Trump Is Going to Beijing. A Deal Is Not.
Markets price Trump’s China visit as near-certain but give a trade deal barely coin-flip odds, exposing a summit built for cameras, not concessions.

Markets are nearly certain the summit happens. They are far less certain it will matter.
President Trump will travel to Beijing on May 14–15 for his first state visit to China since returning to office. The trip has been confirmed by both governments, and prediction markets reflect the near-certainty: Polymarket prices a 91.5% probability that Trump visits China by the end of May, as of May 4. But a separate question, whether the visit produces anything resembling a US-China trade deal by June 30, carries only a 42% chance on the same platform. That 49-point gap between visit and outcome is the number Washington should be watching.

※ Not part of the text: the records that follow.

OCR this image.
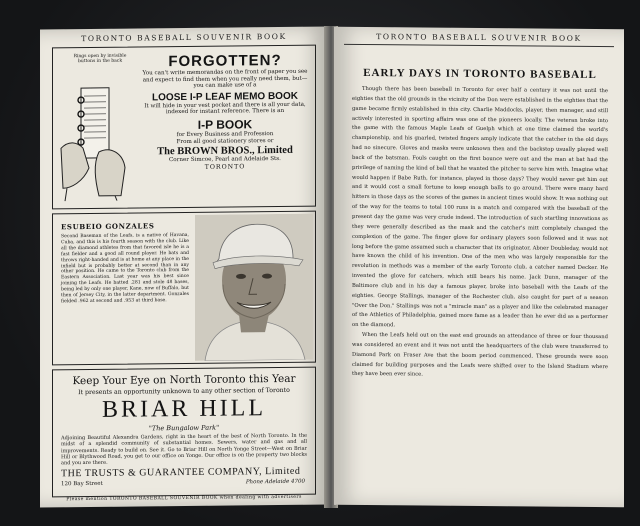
TORONTO BASEBALL SOUVENIR BOOK
Rings open by invisible buttons in the back	FORGOTTEN?
You can't write memorandas on the front of paper you see and expect to find them when you really need them, but—you can make use of a
LOOSE I-P LEAF MEMO BOOK
It will hide in your vest pocket and there is all your data, indexed for instant reference. There is an
I-P BOOK
for Every Business and Profession
From all good stationery stores or
The BROWN BROS., Limited
Corner Simcoe, Pearl and Adelaide Sts.
TORONTO
ESUBEIO GONZALES
Second Baseman of the Leafs, is a native of Havana, Cuba, and this is his fourth season with the club. Like all the diamond athletes from that favored isle he is a fast fielder and a good all round player. He bats and throws right-handed and is at home at any place in the infield but is probably better at second than in any other position. He came to the Toronto club from the Eastern Association. Last year was his best since joining the Leafs. He batted .281 and stole 48 bases, being led by only one player, Kane, now of Buffalo, but then of Jersey City, in the latter department. Gonzales fielded .962 at second and .953 at third base.
Keep Your Eye on North Toronto this Year
It presents an opportunity unknown to any other section of Toronto
BRIAR HILL
"The Bungalow Park"
Adjoining Beautiful Alexandra Gardens, right in the heart of the best of North Toronto. In the midst of a splendid community of substantial homes. Sewers, water and gas and all improvements. Ready to build on. See it. Go to Briar Hill on North Yonge Street—West on Briar Hill or Blythwood Road, you get to our office on Yonge. Our office is on the property two blocks and you are there.
THE TRUSTS & GUARANTEE COMPANY, Limited
120 Bay Street	Phone Adelaide 4700
Please mention TORONTO BASEBALL SOUVENIR BOOK when dealing with advertisers
TORONTO BASEBALL SOUVENIR BOOK
EARLY DAYS IN TORONTO BASEBALL

Though there has been baseball in Toronto for over half a century it was not until the eighties that the old grounds in the vicinity of the Don were established in the eighties that the game became firmly established in this city. Charlie Maddocks, player, then manager, and still actively interested in sporting affairs was one of the pioneers locally. The veteran broke into the game with the famous Maple Leafs of Guelph which at one time claimed the world's championship, and his gnarled, twisted fingers amply indicate that the catcher in the old days had no sinecure. Gloves and masks were unknown then and the backstop usually played well back of the batsman. Fouls caught on the first bounce were out and the man at bat had the privilege of naming the kind of ball that he wanted the pitcher to serve him with. Imagine what would happen if Babe Ruth, for instance, played in those days? They would never get him out and it would cost a small fortune to keep enough balls to go around. There were many hard hitters in those days as the scores of the games in ancient times would show. It was nothing out of the way for the teams to total 100 runs in a match and compared with the baseball of the present day the game was very crude indeed. The introduction of such startling innovations as they were generally described as the mask and the catcher's mitt completely changed the complexion of the game. The finger glove for ordinary players soon followed and it was not long before the game assumed such a character that its originator, Abner Doubleday, would not have known the child of his invention. One of the men who was largely responsible for the revolution in methods was a member of the early Toronto club, a catcher named Decker. He invented the glove for catchers, which still bears his name. Jack Dunn, manager of the Baltimore club and in his day a famous player, broke into baseball with the Leafs of the eighties. George Stallings, manager of the Rochester club, also caught for part of a season "Over the Don." Stallings was not a "miracle man" as a player and like the celebrated manager of the Athletics of Philadelphia, gained more fame as a leader than he ever did as a performer on the diamond.

When the Leafs held out on the east end grounds an attendance of three or four thousand was considered an event and it was not until the headquarters of the club were transferred to Diamond Park on Fraser Ave that the boom period commenced. These grounds were soon claimed for building purposes and the Leafs were shifted over to the Island Stadium where they have been ever since.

China has already begun stage-managing the occasion. Beijing rolled out a package of revised sanctions rules this week, softening enforcement language around US-linked entities in what Fortune described as a “welcome mat” for Trump’s arrival. The adjustments are cosmetic. No structural tariff concessions have been tabled. No framework for a broader trade agreement has been reported by either side. What China has offered is an easier photo opportunity, not an easier negotiation.
The timing works against Trump in ways that go beyond trade. CNN’s analysis this week argued that the unresolved Iran conflict has weakened the president’s hand heading into the summit. American military resources and diplomatic bandwidth remain tied to the Middle East, and Xi Jinping knows it. A US president fighting a war he has not yet concluded does not arrive in Beijing from a position of strength. He arrives needing a win. Xi, by contrast, can afford patience. China’s economy is slowing but stable enough to absorb continued tariff friction through the summer. The asymmetry is structural: Trump needs the summit to look like progress. Xi merely needs to wait.
This is what the probability gap captures. Traders are not betting against the visit. They are betting against its substance. A 91.5% chance of showing up paired with a 42% chance of a deal is the market’s way of saying: expect a handshake, not a framework. The pattern is familiar. Trump’s first-term summits with Kim Jong Un in Singapore and Hanoi followed the same arc: dramatic staging, thin outcomes, domestic coverage that treated the spectacle as the achievement.
The domestic logic matters here as much as the geopolitical one. Trump does not need a trade deal to extract political value from Beijing. He needs footage. He needs the split-screen of a sitting president negotiating with America’s chief economic rival while his potential successors jockey at home. Vice President Vance currently leads the 2028 Republican nomination field at 38.9% on Polymarket as of May 4, a number that reflects both his proximity to power and the party’s uncertainty about what comes next. A Beijing summit that looks presidential, even without deliverables, reinforces the incumbent’s relevance and complicates the lane for anyone positioning to succeed him.
The broader trade picture remains unresolved and is arguably deteriorating. Trump threatened the European Union with higher car tariffs just days before the Beijing trip, a move that signals his “trade over aid” posture is hardening across all fronts, not softening for China’s benefit. At the European Political Community summit in London on May 4, Prime Minister Starmer urged European leaders to confront the reality of sustained tension with Washington. The US is not entering a conciliatory phase. It is entering a performative one.
What investors and policymakers should watch is not the summit itself but the weeks that follow. If no framework for tariff reduction emerges by early June, the 42% deal probability will compress further, and the post-summit period will look less like a diplomatic opening and more like a return to the baseline: escalatory rhetoric, selective enforcement, and bilateral trade volumes that continue to reorganise around the tariff wall rather than dismantle it.
The visit will happen. The cameras will roll. The question prediction markets are answering, with unusual clarity, is whether any of it will change the trajectory of the most consequential economic relationship on Earth. At 42%, the answer is: probably not.